We see in our system several times per day WAL files accumulating and using storage even though this are deleted and processed by Loki. We then need to restart Loki to clear these.
For example:
File: checkpoint.031132.tmp
Processed:
Sep 27 02:25:09 loki: level=info ts=2023-09-27T00:25:09.155276006Z caller=checkpoint.go:340 msg="attempting checkpoint for" dir=/srv/loki_wal/wal/checkpoint.031132
Sep 27 02:25:09 loki: level=info ts=2023-09-27T00:25:09.173460786Z caller=checkpoint.go:340 msg="attempting checkpoint for" dir=/srv/loki_wal/wal/checkpoint.031132
Sep 27 02:26:00 loki: level=info ts=2023-09-27T00:26:00.411291663Z caller=checkpoint.go:502 msg="atomic checkpoint finished" old=/srv/loki_wal/wal/checkpoint.031132.tmp new=/srv/loki_wal/wal/checkpoint.031132
Sep 27 02:26:00 loki: level=error ts=2023-09-27T00:26:00.65447823Z caller=checkpoint.go:617 msg="error checkpointing series" err="create new segment file: open /srv/loki_wal/wal/checkpoint.031132.tmp/00000002: no such file or directory"
The last line shows for every single checkpoint processed by Loki. Not all checkpoint files get ‘stuck’ though.
We then observe that the file remains open (along with the current checkpoint - checkpoint.031135) although it was removed/deleted by Loki:
[root@lokihost wal]# lsof | grep deleted | grep loki
loki 13580 root 43w REG 253,10 536838144 25 /srv/loki_wal/wal/checkpoint.031132/00000001 (deleted)

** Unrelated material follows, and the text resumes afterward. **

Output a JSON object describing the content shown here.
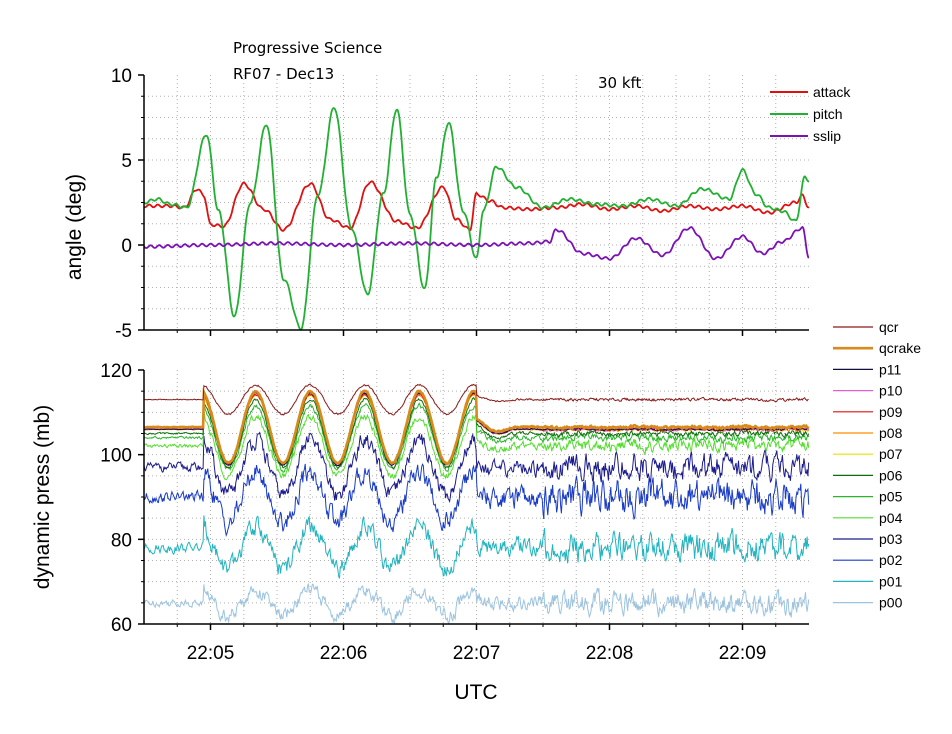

loki 13580 13588 root 10w REG 253,10 536870912 27 /srv/loki_wal/wal/checkpoint.031135/00000001 (deleted) <--- current WAL checkpoint
This is our configuration for the ingester:
ingester:
lifecycler:
address: 127.0.0.1
ring:
kvstore:
store: inmemory
replication_factor: 1
final_sleep: 0s
chunk_encoding: snappy
chunk_retain_period: 10m
chunk_idle_period: 24h
chunk_target_size: 1572864
wal:
enabled: true
dir: /srv/loki_wal/wal
checkpoint_duration: 1m
replay_memory_ceiling: 7GB
max_transfer_retries: 0
We also are running Loki with the same settings in other environments and we do not see that issue there.